Mit den Fingern tastete sie vorsichtig über ihre geschwollene Wange. Seine Ohrfeige war wie ein Hammerschlag gewesen. Sie hatte sie so hart getroffen, dass sie kaum noch etwas sehen konnte. Dann hatte der Mann sie grob am Arm gepackt und sie den Rest des Weges fast hinter sich hergeschleift.

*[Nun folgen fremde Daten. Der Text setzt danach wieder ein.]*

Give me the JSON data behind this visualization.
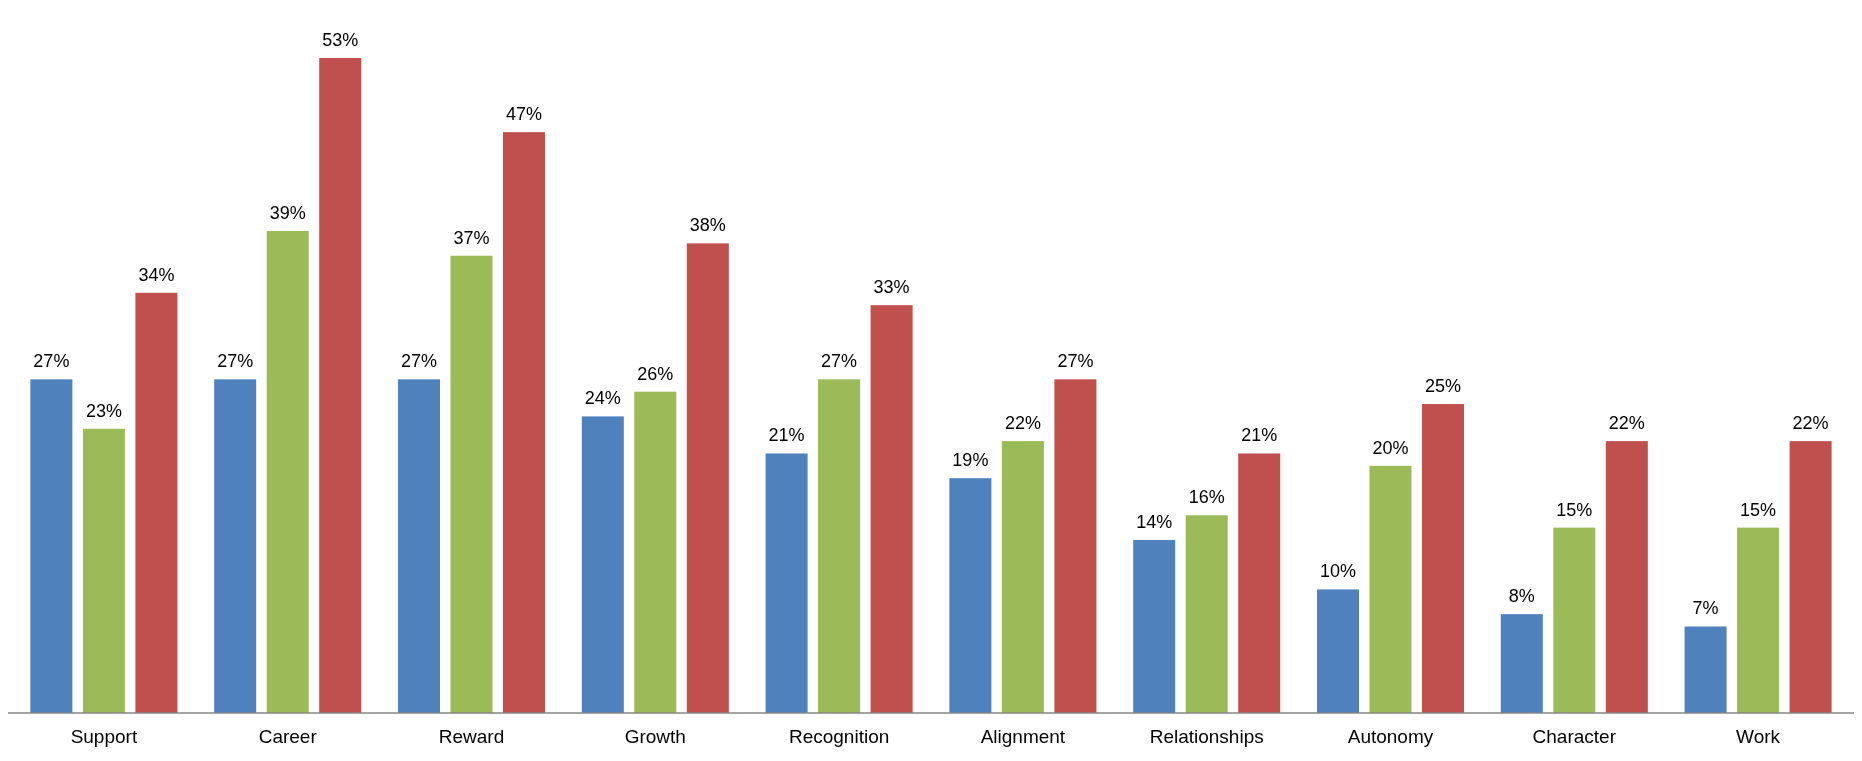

Ihnen waren Dutzende von Leuten begegnet. In der schmalen, stinkenden Gasse, durch die sie schließlich gegangen waren, standen Männer, die sie alle neugierig angestarrt hatten. Traurigerweise wusste Beth, dass das nicht bedeutete, dass Rettung nahte, denn Fingers hätte nicht befohlen, sie so offen hierherzubringen, wenn er sich der Loyalität der Bewohner nicht sicher gewesen wäre.
Sie hatte keine Ahnung, wie spät es jetzt war, aber sie hatte das Gefühl, dass es immer noch Nacht war, denn von nirgendwoher drang Licht herein. Der Gedanke an Ratten machte ihr eine Gänsehaut, und sie legte die Arme dichter um sich und versuchte, nicht daran zu denken. Stattdessen überlegte sie, wie lange es dauern würde, bis Sam merkte, was passiert war.
Er würde natürlich wissen, dass etwas nicht stimmte, wenn sie nicht zu ihrem Auftritt erschien. Aber wie sollte er sie finden? Es würde eine Suche nach der Nadel im Heuhaufen sein.